If I just don’t tell them how I feel and try to get over it on my own, is that a healthy thing to do? Or is it just repressing my emotions?

Also, sometimes I do tell people when I am uncomfortable with the way that act, calmly, but then they’ll just tell me I’m over sensitive and I shouldn’t be angry at them, and they’ll ask me why am I in a bad mood. (Which, I’m sure I’m being calm stating my emotions, so I really don’t get it why they start accusing)

2 comments
  1. Just ask them “what do you mean?” when they say something offensive. Then watch them try to stutter themselves out of the situation.

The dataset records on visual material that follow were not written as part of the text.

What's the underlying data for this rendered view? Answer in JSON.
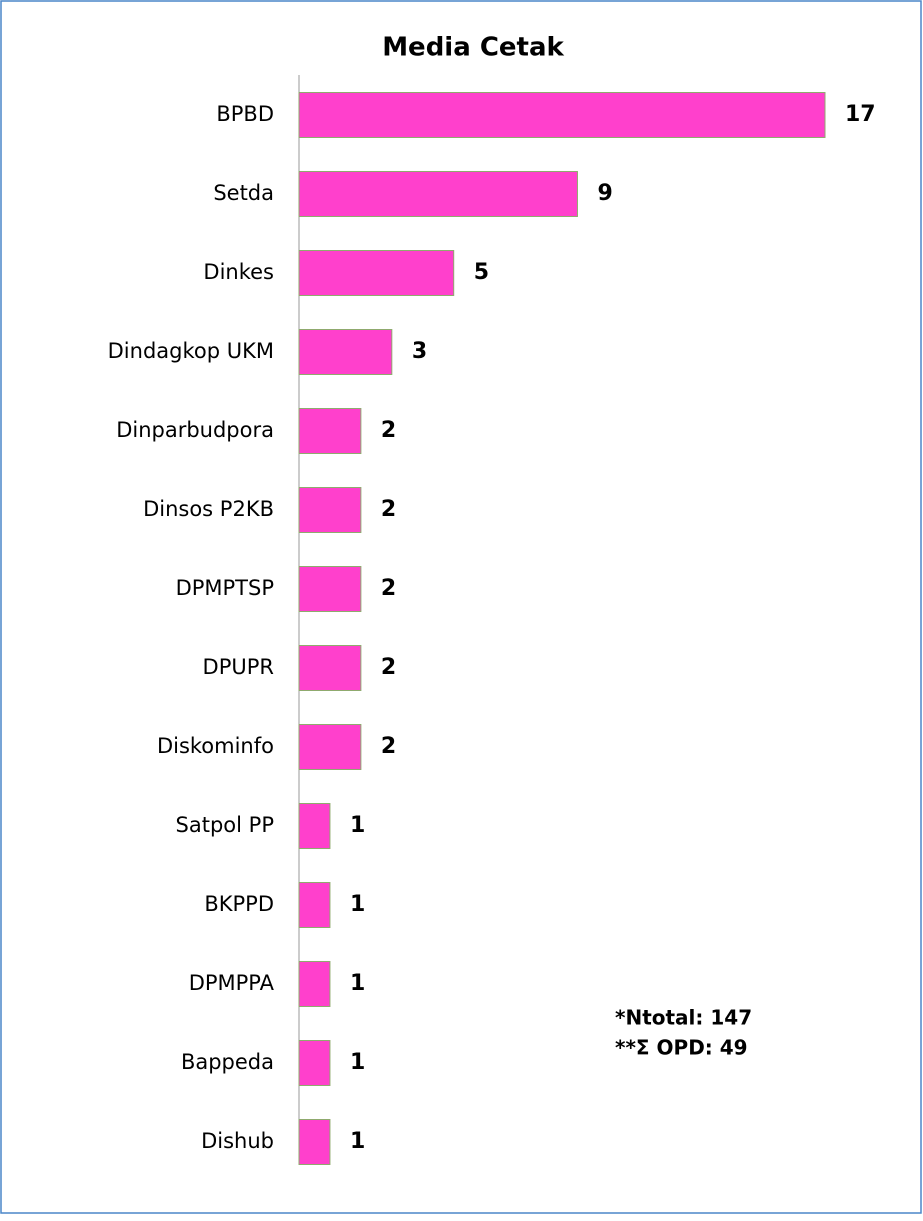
{
  "chart_data": {
    "type": "bar",
    "orientation": "horizontal",
    "title": "Media Cetak",
    "categories": [
      "BPBD",
      "Setda",
      "Dinkes",
      "Dindagkop UKM",
      "Dinparbudpora",
      "Dinsos P2KB",
      "DPMPTSP",
      "DPUPR",
      "Diskominfo",
      "Satpol PP",
      "BKPPD",
      "DPMPPA",
      "Bappeda",
      "Dishub"
    ],
    "values": [
      17,
      9,
      5,
      3,
      2,
      2,
      2,
      2,
      2,
      1,
      1,
      1,
      1,
      1
    ],
    "color": "#ff40cc",
    "annotations": [
      "*Ntotal: 147",
      "**Σ OPD: 49"
    ]
  }
}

  2. “That’s offensive.” “That makes me uncomfortable.” “Can you clarify that?” “Where are you going with that idea?” “Why do you think that’s appropriate?” “I’m not interested in talking about that at all/ in this setting / with you.” “That’s private.” “I don’t know you well enough.” “This isn’t the time or place.” “I’d have to think about that / I’ll get back to you.” “I don’t feel that way about it/them/you.” “I’m not trying to be difficult but…” “Do you insult everyone randomly or just me?”

    And so many more…

    Edit: also, The book “when I say no I feel guilty” is a real eye opener.